SigNoz / signoz

SigNoz is an open-source observability platform native to OpenTelemetry with logs, traces and metrics in a single application. An open-source alternative to DataDog, NewRelic, etc. 🔥 🖥. 👉 Open source Application Performance Monitoring (APM) & Observability tool
https://signoz.io
Other
18.57k stars 1.19k forks source link

Flatten out the resource attributes by default #5481

Open ankitnayan opened 2 months ago

ankitnayan commented 2 months ago

We can flatten out all or common resource attributes by default.
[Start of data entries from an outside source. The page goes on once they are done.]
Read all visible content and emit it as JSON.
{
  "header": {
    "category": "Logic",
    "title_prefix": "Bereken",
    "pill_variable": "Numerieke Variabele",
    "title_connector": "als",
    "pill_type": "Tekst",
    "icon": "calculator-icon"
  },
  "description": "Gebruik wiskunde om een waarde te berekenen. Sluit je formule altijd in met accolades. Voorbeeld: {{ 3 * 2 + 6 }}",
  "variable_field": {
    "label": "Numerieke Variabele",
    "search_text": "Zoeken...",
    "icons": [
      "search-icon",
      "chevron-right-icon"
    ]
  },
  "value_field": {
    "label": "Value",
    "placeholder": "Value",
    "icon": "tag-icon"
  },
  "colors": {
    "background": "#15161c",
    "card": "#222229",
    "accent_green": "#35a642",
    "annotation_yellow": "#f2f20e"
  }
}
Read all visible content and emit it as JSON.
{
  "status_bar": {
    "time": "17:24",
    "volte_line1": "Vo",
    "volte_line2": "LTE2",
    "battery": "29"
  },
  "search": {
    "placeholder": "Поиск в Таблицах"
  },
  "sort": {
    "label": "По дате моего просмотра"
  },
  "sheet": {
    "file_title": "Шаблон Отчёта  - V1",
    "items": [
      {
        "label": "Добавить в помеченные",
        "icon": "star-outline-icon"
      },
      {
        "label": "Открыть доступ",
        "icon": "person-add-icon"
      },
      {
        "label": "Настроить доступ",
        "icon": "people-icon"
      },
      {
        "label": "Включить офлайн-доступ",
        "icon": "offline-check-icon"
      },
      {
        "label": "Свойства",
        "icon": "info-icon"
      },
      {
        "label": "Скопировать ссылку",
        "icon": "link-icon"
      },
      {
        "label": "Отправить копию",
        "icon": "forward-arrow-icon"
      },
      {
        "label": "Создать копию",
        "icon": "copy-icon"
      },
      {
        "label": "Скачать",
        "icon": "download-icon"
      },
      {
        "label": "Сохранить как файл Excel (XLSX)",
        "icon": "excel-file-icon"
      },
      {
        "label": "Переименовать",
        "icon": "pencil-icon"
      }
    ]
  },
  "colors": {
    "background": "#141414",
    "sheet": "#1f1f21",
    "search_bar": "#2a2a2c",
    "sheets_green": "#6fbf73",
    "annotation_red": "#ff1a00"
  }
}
This would save the storage and the need to create a materialised column to improve query performance by reading a column rather than an array

Want to hear some thoughts

raj-k-singh commented 2 months ago

I am assuming flattening out here refers to having dedicated columns.

Since there can be an arbitrary number of resource attributes that keep evolving over time, flattening out all of them always might lead to bloat in the number of columns - though it may not be prohibitively bad since clickhouse is column oriented and designed to deal with 100s of columns easily

Don't see any issues with having dedicated columns for commonly used resource attributes

A dedicated column for a resource attribute should help if that attribute gets used in the filter clause or is used for grouping and aggregation, since it would avoid reading the large array column However, if we go with the fingerprints based approach, in principle we no longer have to read the resource attributes array for the filter clause. And I wonder if resource attributes are used often for grouping and aggregation. So the benefits of having dedicated columns might not get used if we choose to go with resource fingerprints based tables.

srikanthccv commented 2 months ago

However, if we go with the fingerprints based approach, in principle we no longer have to read the resource attributes array for the filter clause

Can you help me understand why we don't have to read the resource attributes array?

And I wonder if resource attributes are used often for grouping and aggregation

I am your audience and I use it very often. I have seen our customers use it too. All alerts (on any signal) are created on a per resource basis all the time except in very few cases where people write queries for specific resources of interest.

raj-k-singh commented 2 months ago

Can you help me understand why we don't have to read the resource attributes array?

On further thought, you are right. Since the fingerprint relies on hash values, it doesn't guarantee that we can avoid doing an actual comparison on the resource array

ankitnayan commented 2 months ago

Since the fingerprint relies on hash values, it doesn't guarantee that we can avoid doing an actual comparison on the resource array

Not clear, this search would be on the fingerprint table and not on the main logs data table, right?